Mais l’opération a tourné court. Une brève déclaration à la télévision nationale, où il évoquait la création d’un « Comité militaire de refondation » et la suspension de la Constitution, n’a pas suffi à rallier les soutiens espérés. En effet, les forces loyales ont rapidement repris le contrôle des institutions clés. Elles ont reçu un renfort rapide de troupes extérieures, notamment du Nigeria, de la Côte d’Ivoire et de la France. Cette intervention a permis de libérer des officiers otages et de neutraliser une partie des mutins – estimés à une centaine d’hommes, dont certains ont été pris au dépourvu par la nature réelle de leur mission.

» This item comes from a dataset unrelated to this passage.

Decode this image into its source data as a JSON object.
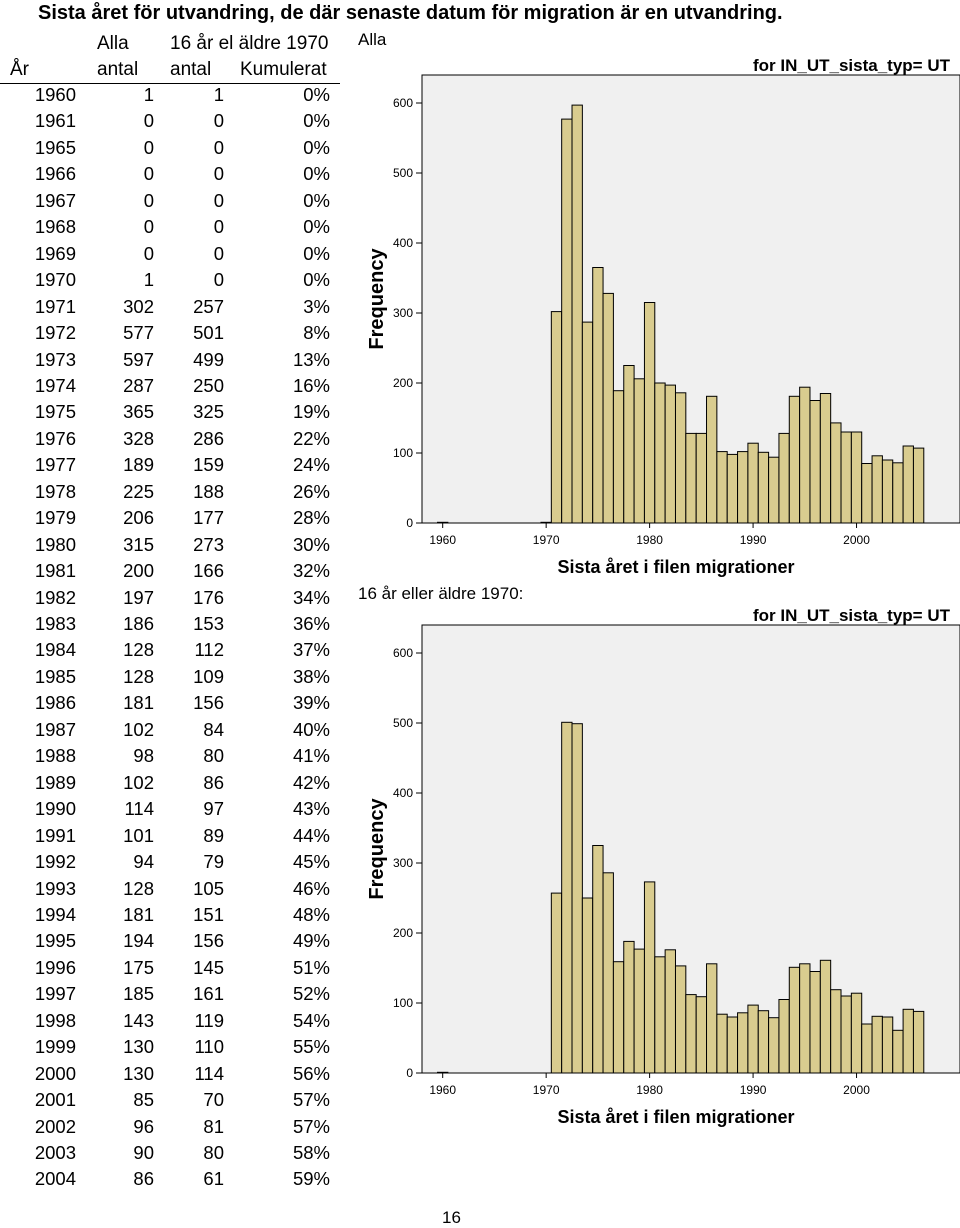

Du côté loyalistes, l’enquête révèle un bilan humain partiel : un garde présidentiel tué, un autre grièvement blessé, et des pertes parmi les insurgés dont leurs pairs ont évacué les corps, rendant le décompte précis impossible. Les autorités ont interpellé au moins une douzaine de militaires, mais Tigri reste le plus recherché.

 

Interpol en ligne de mire, Lomé dans l’embarras

 

Face à cette évasion présumée, le gouvernement de Patrice Talon ne compte pas lâcher prise. Une source proche du ministère de la Justice a indiqué que Cotonou envisageait sérieusement d’émettre une notice rouge auprès d’Interpol dès ce mercredi, visant l’arrestation immédiate et l’extradition du fugitif. « Nous saurons exactement où il se trouve », a assuré le colonel Dieudonné Djimon Tévoédjrè, chef de la Garde républicaine, lors d’une déclaration à l’AFP, soulignant que l’enquête se poursuit avec l’appui de partenaires régionaux et internationaux.

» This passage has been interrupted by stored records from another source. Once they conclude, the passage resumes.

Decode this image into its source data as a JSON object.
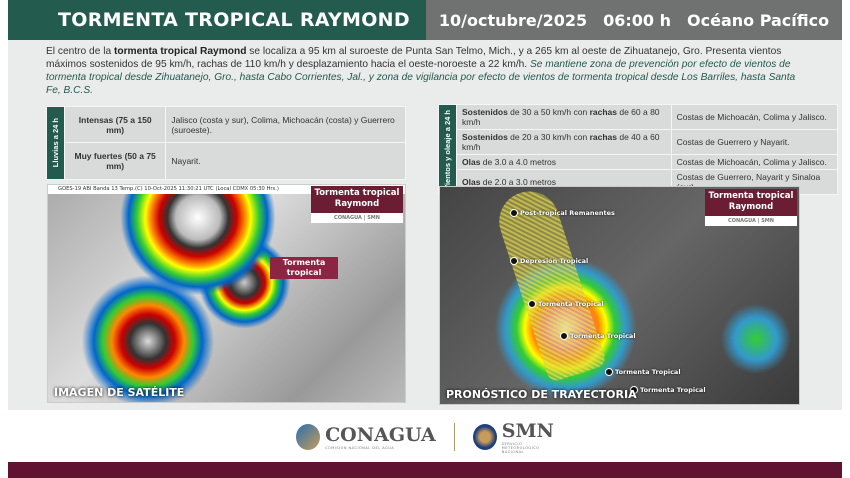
{
  "header": {
    "title": "TORMENTA TROPICAL RAYMOND",
    "date": "10/octubre/2025",
    "time": "06:00 h",
    "ocean": "Océano Pacífico"
  },
  "intro": {
    "p1a": "El centro de la ",
    "p1b": "tormenta tropical Raymond",
    "p1c": " se localiza a 95 km al suroeste de Punta San Telmo, Mich., y a 265 km al oeste de Zihuatanejo, Gro. Presenta vientos máximos sostenidos de 95 km/h, rachas de 110 km/h y desplazamiento hacia el oeste-noroeste a 22 km/h. ",
    "p1d": "Se mantiene zona de prevención por efecto de vientos de tormenta tropical desde Zihuatanejo, Gro., hasta Cabo Corrientes, Jal., y zona de vigilancia por efecto de vientos de tormenta tropical desde Los Barriles, hasta Santa Fe, B.C.S."
  },
  "rain": {
    "side": "Lluvias a 24 h",
    "rows": [
      {
        "level": "Intensas (75 a 150 mm)",
        "areas": "Jalisco (costa y sur), Colima, Michoacán (costa) y Guerrero (suroeste)."
      },
      {
        "level": "Muy fuertes (50 a 75 mm)",
        "areas": "Nayarit."
      }
    ]
  },
  "wind": {
    "side": "Vientos y oleaje a 24 h",
    "rows": [
      {
        "b1": "Sostenidos",
        "t1": " de 30 a 50 km/h con ",
        "b2": "rachas",
        "t2": " de 60 a 80 km/h",
        "areas": "Costas de Michoacán, Colima y Jalisco."
      },
      {
        "b1": "Sostenidos",
        "t1": " de 20 a 30 km/h con ",
        "b2": "rachas",
        "t2": " de 40 a 60 km/h",
        "areas": "Costas de Guerrero y Nayarit."
      },
      {
        "b1": "Olas",
        "t1": " de 3.0 a 4.0 metros",
        "b2": "",
        "t2": "",
        "areas": "Costas de Michoacán, Colima y Jalisco."
      },
      {
        "b1": "Olas",
        "t1": " de 2.0 a 3.0 metros",
        "b2": "",
        "t2": "",
        "areas": "Costas de Guerrero, Nayarit y Sinaloa (sur)."
      }
    ]
  },
  "satellite": {
    "source": "GOES-19 ABI Banda 13 Temp.(C) 10-Oct-2025 11:30:21 UTC (Local CDMX  05:30 Hrs.)",
    "badge": "Tormenta tropical Raymond",
    "badge_logos": "CONAGUA | SMN",
    "label": "Tormenta tropical",
    "caption": "IMAGEN DE SATÉLITE"
  },
  "trajectory": {
    "badge": "Tormenta tropical Raymond",
    "badge_logos": "CONAGUA | SMN",
    "points": [
      "Post-tropical Remanentes",
      "Depresión Tropical",
      "Tormenta Tropical",
      "Tormenta Tropical",
      "Tormenta Tropical",
      "Tormenta Tropical"
    ],
    "caption": "PRONÓSTICO DE TRAYECTORIA"
  },
  "footer": {
    "conagua": "CONAGUA",
    "conagua_sub": "COMISIÓN NACIONAL DEL AGUA",
    "smn": "SMN",
    "smn_sub": "SERVICIO METEOROLÓGICO NACIONAL"
  },
  "colors": {
    "green": "#235b4e",
    "gray": "#6f7271",
    "maroon": "#611232"
  }
}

À Lomé, l’atmosphère est plus réservée. Des proches du président du Conseil, Faure Essozimna Gnassingbé, ont fait savoir ne disposer d’aucune information sur la présence de Tigri sur le sol togolais. Cependant, si les rumeurs se confirment, le Togo – allié historique du Bénin au sein de la CEDEAO – pourrait se retrouver dans une position délicate. Accepterait-il une extradition rapide, au risque de froisser des sensibilités militaires internes ? Ou opterait-il pour une discrétion qui exposerait les relations bilatérales à des tensions inédites ? Les analystes régionaux évoquent déjà un test pour la coopération sécuritaire ouest-africaine, dans un contexte où les frontières poreuses facilitent les passages clandestins.

 

Un profil atypique pour un fugitif en vue

 

Âgé d’une quarantaine d’années, Pascal Tigri n’était pas perçu comme un agitateur au sein de l’armée béninoise. Formé à l’artillerie et passé par le commandement du 3ᵉ Groupement inter-armes, il avait contribué à des missions sensibles contre les groupes jihadistes aux confins nigériens et burkinabés. Son apparition soudaine à l’écran, en uniforme et flanqué de soldats armés, a choqué par son contraste avec sa réputation de « calme et poli ».

Aujourd’hui, sa cavale soulève des questions sur les réseaux internes qui pourraient l’avoir aidé à filer : complicités logistiques ? Soutiens logistiques transfrontaliers ? Les autorités béninoises promettent des révélations au fil des auditions, mais pour l’instant, l’homme traqué reste une ombre insaisissable entre Cotonou et Lomé.

Alors que le Bénin affiche un retour à la normale – avec des patrouilles renforcées et des rassemblements de soutien au président Talon –, l’affaire Tigri pourrait bien s’étendre au-delà des frontières. Une extradition forcée via Interpol mettrait à l’épreuve les traités bilatéraux, tandis qu’un silence togolais prolongé alimenterait les spéculations sur une possible protection discrète. Dans tous les cas, cette fuite met en lumière les fragilités sécuritaires d’une région où les militaires, héros du quotidien contre le terrorisme, deviennent parfois les acteurs d’un drame politique.